Per la prima volta il Comune ha aperto le porte dell’edificio agli operatori interessati a immaginarne il futuro. Tra architetti, associazioni culturali e imprenditori c’erano anche i gestori di Highline Galleria, che osservavano terrazzi e passaggi sopraelevati immaginando nuove possibili destinazioni. È uno dei venti immobili pubblici messi a bando da Palazzo Marino per essere restituiti alla città senza essere venduti, ma attraverso concessioni a soggetti che ne garantiscano una funzione pubblica.

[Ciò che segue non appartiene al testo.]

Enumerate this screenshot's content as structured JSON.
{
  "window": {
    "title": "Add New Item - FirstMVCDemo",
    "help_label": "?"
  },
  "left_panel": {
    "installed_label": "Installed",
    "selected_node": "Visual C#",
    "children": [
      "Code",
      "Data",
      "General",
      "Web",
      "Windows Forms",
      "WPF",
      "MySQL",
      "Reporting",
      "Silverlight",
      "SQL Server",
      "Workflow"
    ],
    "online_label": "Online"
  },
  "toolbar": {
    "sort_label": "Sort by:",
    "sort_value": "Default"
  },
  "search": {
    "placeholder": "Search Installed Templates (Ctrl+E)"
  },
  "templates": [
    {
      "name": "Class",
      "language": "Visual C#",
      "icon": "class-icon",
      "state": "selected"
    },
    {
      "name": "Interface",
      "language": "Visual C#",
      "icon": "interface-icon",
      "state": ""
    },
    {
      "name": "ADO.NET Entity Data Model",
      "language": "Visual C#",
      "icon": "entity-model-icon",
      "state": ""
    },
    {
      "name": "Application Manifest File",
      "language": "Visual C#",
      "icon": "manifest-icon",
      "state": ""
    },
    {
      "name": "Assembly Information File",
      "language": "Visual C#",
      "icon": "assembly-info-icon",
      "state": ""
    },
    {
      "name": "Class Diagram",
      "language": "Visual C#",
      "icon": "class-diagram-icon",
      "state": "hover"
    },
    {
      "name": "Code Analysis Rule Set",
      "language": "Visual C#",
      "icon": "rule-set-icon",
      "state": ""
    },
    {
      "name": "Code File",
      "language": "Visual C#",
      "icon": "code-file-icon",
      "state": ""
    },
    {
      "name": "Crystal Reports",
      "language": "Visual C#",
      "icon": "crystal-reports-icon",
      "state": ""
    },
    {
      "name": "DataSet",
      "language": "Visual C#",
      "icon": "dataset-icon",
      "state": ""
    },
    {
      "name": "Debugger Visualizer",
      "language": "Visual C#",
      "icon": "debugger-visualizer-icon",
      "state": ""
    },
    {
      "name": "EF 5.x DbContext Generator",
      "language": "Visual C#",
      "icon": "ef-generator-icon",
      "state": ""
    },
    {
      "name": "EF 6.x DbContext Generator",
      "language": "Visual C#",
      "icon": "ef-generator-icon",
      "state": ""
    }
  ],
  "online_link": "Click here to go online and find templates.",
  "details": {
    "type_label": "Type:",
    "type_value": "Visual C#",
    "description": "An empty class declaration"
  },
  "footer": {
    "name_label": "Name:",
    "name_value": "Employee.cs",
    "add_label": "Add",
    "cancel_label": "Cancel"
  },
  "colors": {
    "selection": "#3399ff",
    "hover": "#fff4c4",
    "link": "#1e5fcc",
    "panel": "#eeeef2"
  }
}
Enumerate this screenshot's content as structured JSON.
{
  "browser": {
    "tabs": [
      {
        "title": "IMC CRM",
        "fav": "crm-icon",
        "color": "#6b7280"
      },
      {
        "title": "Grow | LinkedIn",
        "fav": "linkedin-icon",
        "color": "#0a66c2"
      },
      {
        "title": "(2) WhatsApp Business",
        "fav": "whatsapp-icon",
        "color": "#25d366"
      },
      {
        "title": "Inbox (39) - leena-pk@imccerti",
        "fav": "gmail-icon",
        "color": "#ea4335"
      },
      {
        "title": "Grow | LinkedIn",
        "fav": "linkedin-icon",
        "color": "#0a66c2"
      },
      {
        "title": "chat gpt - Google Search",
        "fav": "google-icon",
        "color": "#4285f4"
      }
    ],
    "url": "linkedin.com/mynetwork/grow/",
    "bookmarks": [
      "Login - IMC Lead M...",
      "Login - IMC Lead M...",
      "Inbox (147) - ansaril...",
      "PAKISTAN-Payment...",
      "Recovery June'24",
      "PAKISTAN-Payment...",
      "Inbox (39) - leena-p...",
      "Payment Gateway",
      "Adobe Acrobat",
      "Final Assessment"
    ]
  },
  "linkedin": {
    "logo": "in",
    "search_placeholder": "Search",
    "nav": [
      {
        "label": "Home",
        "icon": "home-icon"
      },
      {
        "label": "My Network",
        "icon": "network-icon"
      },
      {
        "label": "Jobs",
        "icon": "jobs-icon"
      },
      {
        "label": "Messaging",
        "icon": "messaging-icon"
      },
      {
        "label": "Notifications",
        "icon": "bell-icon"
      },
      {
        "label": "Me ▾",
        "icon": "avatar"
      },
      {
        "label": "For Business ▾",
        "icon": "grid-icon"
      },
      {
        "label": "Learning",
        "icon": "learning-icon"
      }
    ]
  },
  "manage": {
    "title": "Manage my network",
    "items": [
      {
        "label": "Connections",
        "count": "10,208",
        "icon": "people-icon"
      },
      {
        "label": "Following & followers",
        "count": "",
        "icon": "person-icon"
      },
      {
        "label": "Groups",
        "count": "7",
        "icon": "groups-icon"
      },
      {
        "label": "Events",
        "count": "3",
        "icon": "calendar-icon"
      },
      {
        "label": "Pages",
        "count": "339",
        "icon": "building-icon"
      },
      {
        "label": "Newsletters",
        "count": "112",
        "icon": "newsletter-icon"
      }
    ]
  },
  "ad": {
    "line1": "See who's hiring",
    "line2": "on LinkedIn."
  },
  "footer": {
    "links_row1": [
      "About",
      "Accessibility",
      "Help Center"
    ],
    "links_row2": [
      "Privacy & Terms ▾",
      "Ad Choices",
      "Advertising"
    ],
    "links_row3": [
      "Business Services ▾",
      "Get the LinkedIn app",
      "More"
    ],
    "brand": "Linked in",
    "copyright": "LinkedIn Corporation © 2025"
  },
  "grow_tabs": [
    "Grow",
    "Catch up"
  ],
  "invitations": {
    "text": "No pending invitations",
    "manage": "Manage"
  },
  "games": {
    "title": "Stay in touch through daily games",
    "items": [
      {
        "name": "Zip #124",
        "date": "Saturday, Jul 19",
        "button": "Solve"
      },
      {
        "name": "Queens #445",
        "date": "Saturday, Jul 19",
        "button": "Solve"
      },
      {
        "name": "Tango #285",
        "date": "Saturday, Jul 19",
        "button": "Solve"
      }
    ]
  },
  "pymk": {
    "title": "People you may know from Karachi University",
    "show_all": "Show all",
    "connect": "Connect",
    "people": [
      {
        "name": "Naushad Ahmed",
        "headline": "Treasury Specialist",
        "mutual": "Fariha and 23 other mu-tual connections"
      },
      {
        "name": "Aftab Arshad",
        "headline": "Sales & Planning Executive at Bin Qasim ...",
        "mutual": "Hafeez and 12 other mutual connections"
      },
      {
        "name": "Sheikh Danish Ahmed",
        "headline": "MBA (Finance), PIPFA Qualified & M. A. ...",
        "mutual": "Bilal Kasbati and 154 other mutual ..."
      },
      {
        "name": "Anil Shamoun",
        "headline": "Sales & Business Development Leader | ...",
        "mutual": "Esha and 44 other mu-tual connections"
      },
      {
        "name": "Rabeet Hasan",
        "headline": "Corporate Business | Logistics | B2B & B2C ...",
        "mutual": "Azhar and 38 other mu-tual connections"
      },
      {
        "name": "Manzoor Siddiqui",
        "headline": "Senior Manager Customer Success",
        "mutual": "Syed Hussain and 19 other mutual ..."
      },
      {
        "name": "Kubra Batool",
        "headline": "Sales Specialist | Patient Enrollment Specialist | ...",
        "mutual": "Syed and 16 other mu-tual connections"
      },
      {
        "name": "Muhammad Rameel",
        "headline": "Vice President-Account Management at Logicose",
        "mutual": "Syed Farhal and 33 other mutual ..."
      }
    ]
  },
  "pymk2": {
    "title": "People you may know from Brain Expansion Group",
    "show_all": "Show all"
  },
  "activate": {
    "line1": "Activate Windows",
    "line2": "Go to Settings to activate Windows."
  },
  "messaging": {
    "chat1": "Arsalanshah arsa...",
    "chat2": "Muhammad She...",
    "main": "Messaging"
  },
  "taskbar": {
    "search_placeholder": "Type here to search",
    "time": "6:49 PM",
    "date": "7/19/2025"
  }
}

La visita comincia dal civico 51A di corso di Porta Ticinese. Un normale portone conduce in un edificio di quattro piani che fino a pochi anni fa ospitava cinque alloggi popolari. Poi, salendo, ci si accorge che quella non è una casa qualunque. Le scale si restringono, i soffitti cambiano altezza e, all’improvviso, si sbuca sul terrazzo. È il punto più sorprendente del percorso: un camminamento sospeso sopra corso di Porta Ticinese che collega le due torri medievali come un piccolo ponte privato, invisibile a chi ogni giorno passa sotto l’arco. Da una parte scorrono tram, biciclette e pedoni; dall’altra il silenzio di un edificio rimasto chiuso per anni.